I’ve heard that carbon fiber paddle blades tend to get beat up pretty easily. Does anyone have experience with this issue? I’m looking at a werner ikelos vs. a lendal. Any opinions on my selections? Thanks for your help. -Bryan
they all get beat up eventually
i’m not a composites expert and there probably are some on this site, but they will chip if you ding them hard on the edges. otherwise it will be more a slow wearing down. both those brands are so well made you won’t have to worry much. of course most people who buy those paddles take care not to grind on them too much. if you want the ultra light weight and performance of carbon blades there is a natural trade off. if you can’t live with the downside consider Aqua-bound carbon reinforced blades in the new ‘Ray’ series. very light and very tough at a reasonable cost.
they should be fine…
Unless you’re doing heavy rock gardening, there is nothing you should really be doing while sea kayaking that would damage those paddles. The Lendels are nice but I love the Ikelos. Werner also has great customer service. I use a full carbon Werner Sidekick when running whitewater and although I do get some chipping running boney midwestern rivers, it’s not a big deal. Also when I snapped off a blade running a particularly steep and shallow drop, Werner fixed it up and sent it back to me good as new. I also have carbon Aquabound whitewater and sea kayaking paddles for when I really want to beat the paddles around. If I didn’t paddle with a Greenland paddle, the Ikelos (straight shaft) would be my first choice for a Euro paddle.
I use a lightning paddle with carbon blades. I regularly use it during entrys and exits where many times it is on a concrete ramp or rocks while being used as a lever. I have scraped it a couple of time on the boat and a few time on rocks or oysters on the bottom. So far I have seen no evidence of damage.
TWACK! TWACK! TWACK!!!
oh crap, I think I see a crack on the blade tip... :)
Seriously, a carbon fiber paddle ain't gonna take the same abuse as glass paddle. It's not going to last too long on boney white water runs. But for most ocean paddling and surfing, a well design carbon paddle is a delight to use (probably why I am willing to abuse it even in a boney run than use my glass Werner...). Of couse, I did crack my ONNO when I flipped and rolled over it in the foam pile of a shallow break.
I love my Lendal Carbon paddle
I have the Lendal Carbon Crank shaft, with the Carbon Kinetik Touring blades. It is IMHO the best paddle for me, and the touring paddling I do.
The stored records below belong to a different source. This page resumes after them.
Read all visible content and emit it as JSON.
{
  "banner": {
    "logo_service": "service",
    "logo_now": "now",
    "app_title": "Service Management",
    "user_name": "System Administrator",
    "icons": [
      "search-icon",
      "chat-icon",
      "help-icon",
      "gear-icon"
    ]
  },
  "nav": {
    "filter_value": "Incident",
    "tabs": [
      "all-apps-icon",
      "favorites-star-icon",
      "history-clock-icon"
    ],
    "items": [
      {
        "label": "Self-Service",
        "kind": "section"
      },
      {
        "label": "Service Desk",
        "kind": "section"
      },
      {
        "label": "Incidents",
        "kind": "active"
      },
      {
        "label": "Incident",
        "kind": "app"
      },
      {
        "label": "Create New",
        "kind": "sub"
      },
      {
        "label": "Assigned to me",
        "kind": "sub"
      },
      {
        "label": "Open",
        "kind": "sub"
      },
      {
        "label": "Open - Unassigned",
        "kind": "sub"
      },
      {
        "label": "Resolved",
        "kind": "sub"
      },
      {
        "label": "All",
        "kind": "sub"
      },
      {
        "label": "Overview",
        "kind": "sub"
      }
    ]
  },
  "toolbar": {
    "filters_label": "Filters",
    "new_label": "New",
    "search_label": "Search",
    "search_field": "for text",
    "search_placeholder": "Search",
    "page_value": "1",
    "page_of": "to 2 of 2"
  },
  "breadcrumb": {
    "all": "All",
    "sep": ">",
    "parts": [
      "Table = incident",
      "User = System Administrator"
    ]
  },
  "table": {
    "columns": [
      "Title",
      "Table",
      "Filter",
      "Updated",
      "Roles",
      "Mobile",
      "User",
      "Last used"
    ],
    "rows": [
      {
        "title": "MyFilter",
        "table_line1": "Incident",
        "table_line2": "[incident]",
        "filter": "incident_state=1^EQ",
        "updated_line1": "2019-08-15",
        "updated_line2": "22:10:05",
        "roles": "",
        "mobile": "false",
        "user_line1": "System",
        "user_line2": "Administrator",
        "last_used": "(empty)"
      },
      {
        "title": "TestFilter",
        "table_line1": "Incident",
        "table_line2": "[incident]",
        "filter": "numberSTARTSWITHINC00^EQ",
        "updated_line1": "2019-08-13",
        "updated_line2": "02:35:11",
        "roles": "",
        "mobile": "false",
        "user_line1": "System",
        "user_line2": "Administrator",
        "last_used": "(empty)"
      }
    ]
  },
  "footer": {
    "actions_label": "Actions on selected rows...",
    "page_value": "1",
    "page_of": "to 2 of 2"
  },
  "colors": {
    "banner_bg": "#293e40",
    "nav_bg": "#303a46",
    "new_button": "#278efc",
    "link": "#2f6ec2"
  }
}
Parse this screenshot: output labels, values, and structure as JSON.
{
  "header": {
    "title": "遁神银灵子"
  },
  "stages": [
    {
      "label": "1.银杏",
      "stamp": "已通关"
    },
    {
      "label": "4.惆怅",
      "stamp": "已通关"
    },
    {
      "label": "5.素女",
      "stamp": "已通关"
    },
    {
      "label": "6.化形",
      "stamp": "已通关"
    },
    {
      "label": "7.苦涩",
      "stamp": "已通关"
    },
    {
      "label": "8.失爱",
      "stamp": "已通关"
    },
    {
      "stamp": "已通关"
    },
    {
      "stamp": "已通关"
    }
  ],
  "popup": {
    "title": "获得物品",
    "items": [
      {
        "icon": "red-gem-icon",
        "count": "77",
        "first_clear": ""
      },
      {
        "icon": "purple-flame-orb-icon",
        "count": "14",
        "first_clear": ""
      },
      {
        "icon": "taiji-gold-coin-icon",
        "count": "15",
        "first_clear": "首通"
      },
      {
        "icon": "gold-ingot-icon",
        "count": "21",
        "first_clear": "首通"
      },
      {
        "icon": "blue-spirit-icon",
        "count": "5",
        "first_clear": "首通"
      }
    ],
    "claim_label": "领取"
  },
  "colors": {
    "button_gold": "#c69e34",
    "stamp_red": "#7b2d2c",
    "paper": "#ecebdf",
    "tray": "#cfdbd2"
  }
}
It is light weight, and the blades have the best catch (IMHO) in the water of them all.
When I bought it, I was concerned, as I use the “Shore Brace” method to get in and out of my Kayak. I am 270 Lb, and paddle an Impex Assateague. I was afraid my weight would break the paddle or shaft. I have used it since April when I bought it, with no problems at all. I put the paddle shaft behind the combing, with the back of the paddle blade down against the ramp or shore. It has a few sctatches, but no damage.
Carbon layups can chip at the edges, but so can fiberglass lay-up paddles. I used a fine file, and rounded the edges of the blade a little, so as to not have a sharp edge. Sharp edges chip quicker.
What you don’t want to do is use a carbon (or fiberglass for that matter) blade as a pry bar to get yourself unstuck from between some rocks. That will break any composite blade, carbon or fiberglass. The thing I liked about the Lendal, is it I would break a paddle, I can just replace the blade, as it is a 4 piece design. I love the lock system they use, as the paddle is always solid, no wiggle like most 2 piece paddles.
If you buy Carbon, you do need to respect it a little more, but it is tougher than most people think. If you have any further questions, just ask!
differences in carbon and others
Carbon is actually tougher than other materials in stiffness and tensile strength. However, it is more brittle more prone to cracks from stress risers and when it fails more catastophic.
Lendal and ATxception paddles are tougher but heavier. You choose. Pay and play.
You can design an all-carbon paddle
to be as break-resistant as a glass paddle, but you will give away some of the weight advantage of using carbon. Usually designers split the difference. You get less swing weight and you get a bit less resistance to abuse.
Have paddled my turbo paddle about 3 to 4,000 miles including 2 90 milers and 70 miler and 2 blackburn challenges. Same long blades for gentle catch. Turbo won olympic gold in athens and are superb. A few ounces heavier than epic but was in a race with a man with broken epic. Turbo is so rugged. And have padded the push pull part of shaft with white ethafoam strips about 1 " by 5 "(4 total). Soft feel to make shaft feel it has flex to soften effect of big wing. Excellent index marks.